Boeken / Fictie

De val van Zuid-Afrika

recensie: Anna Louw (vert. Rob van der Veer) - Kroniek van Perdepoort

Anna Louw, in 2003 op 90-jarige leeftijd overleden, is één van de grote Zuid-Afrikaanse auteurs uit de twintigste eeuw. Toch is Kroniek van Perdepoort (1975) haar eerste in het Nederlands vertaalde roman. Een superieure plaasroman.

Louws bekende landgenoot J.M. Coetzee schreef ooit een essay over de plaasroman (letterlijk ‘boerderijroman’). Als kenmerken van het genre – waartoe bijvoorbeeld ook Marlene van Niekerks Agaat (2004) en Carina Stander’s Wildvreemd (2011) behoren; ook Coetzee’s eigen Disgrace (1999) lijkt erop – noemt Coetzee de verwevenheid van grond en familie, de nadruk op familiebanden en een patriarchale maatschappij. In zekere zin zijn de boerderijen waar plaasromans zich afspelen een microkosmos voor de gehele Zuid-Afrikaanse maatschappij.

De samenleving van Kroniek van Perdepoort is gevuld met apartheid. Het merendeel van de roman gaat over de herbegrafenis van de zestien jaar eerder overleden Koos Lotriet, die uitloopt op een drama. Tegelijkertijd wordt ook Fielies begraven, een zwarte jongen die twee dagen eerder door een boom om het leven gekomen is. De bevolking van het gebied kiest op basis van huidskleur voor één van de twee diensten.

Omgekeerde chronologie

Louws roman moet het niet hebben van een bijzonder spannende plot. Op vrijdag 7 maart bereidt de familie Lotriet zich voor op de herbegrafenis van hun voormalige pater familias, die de volgende dag plaats heeft. Daarbij valt de kist stuk op een aantal rotsen. Het lijk is verdwenen en heeft plaats gemaakt voor ‘een paar handenvol grove aarde. Of beendermeel?’ De volgende dag, 9 maart, wonen dorpsbewoners de kerkdienst bij en roddelen over de Lotriets.

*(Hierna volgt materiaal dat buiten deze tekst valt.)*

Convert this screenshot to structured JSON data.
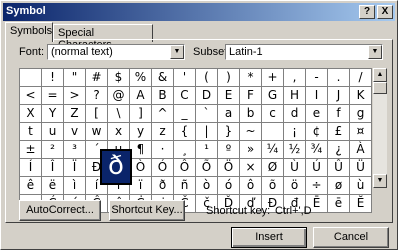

Het bijzondere van deze roman zit hem in de volgorde waarin deze gebeurtenissen gepresenteerd worden. Louw begint met de kerkdienst op 9 maart, waarna het tweede deel van de roman over de herbegrafenis vertelt en het laatste deel de familie in haar voorbereidingen volgt. Zo speelt Louw met haar lezers: omdat de dorpsbewoners een hekel aan hen hebben, komen de Lotriets er bijzonder slecht vanaf in het eerste en tweede deel. Tegelijkertijd wordt er dan al veel gesproken over de kist die pas in deel twee op de rotsen te pletter zal vallen.

Een familie en hun boerderij

Kroniek van Perdepoort is vooral een portret van een familie en hun boerderij, Perdepoort. Louw laat prachtig en subtiel zien hoe de hoogmoed van Koos Lotriet is doorgesijpeld en geradicaliseerd in zijn vijf zoons. Daar heeft de zonde zich met andere gemengd – de roman kent een uitgesproken religieus fundament. Zonder al te veel moeite kunnen de hoofdzonden aangewezen worden in de vijf kinderen: de een is afgunstig, de ander lui, weer een ander verslaafd of ontzettend gierig en de laatste wellustig.

Deze opzet wordt nooit schetsmatig. Wat namelijk vooral opvalt, is Louws superieure inzicht in familieverbanden, waardoor de Lotriets levensecht worden. Ze lijken personages van vlees en bloed. De op de achterflap geprinte dramatis personae is echter wel een dankbare toevoeging, zeker in het begin.

Niet alles overtuigt

Het verhaal van Kroniek van Perdepoort gaat hoofdzakelijk over de neergang van een vernederde en bespotte familie. Daarmee gaat de roman ook over de neergang van een maatschappelijk systeem gebaseerd op uitsluiting en hoogmoed. Al zou het na publicatie nog bijna twintig jaar duren voordat de Apartheid beëindigd werd, in deze roman wordt het failliet van dat systeem al aangekondigd (als het natuurlijk ooit niet al failliet was geweest).

Toch is dit sociale commentaar het zwakste deel van de roman. Het doet wat obligaat aan en Louw slaagt er niet in haar opmerkingen totaal te verweven in haar roman. De zwarte personages krijgen vaak namen als  ‘Bruintje’ en ‘Bosjesbaas’ en blijven over het algemeen aan de rand van het verhaal. Ze zijn er, maar ook niet helemaal. Maar dat wat er wel is, overtuigt.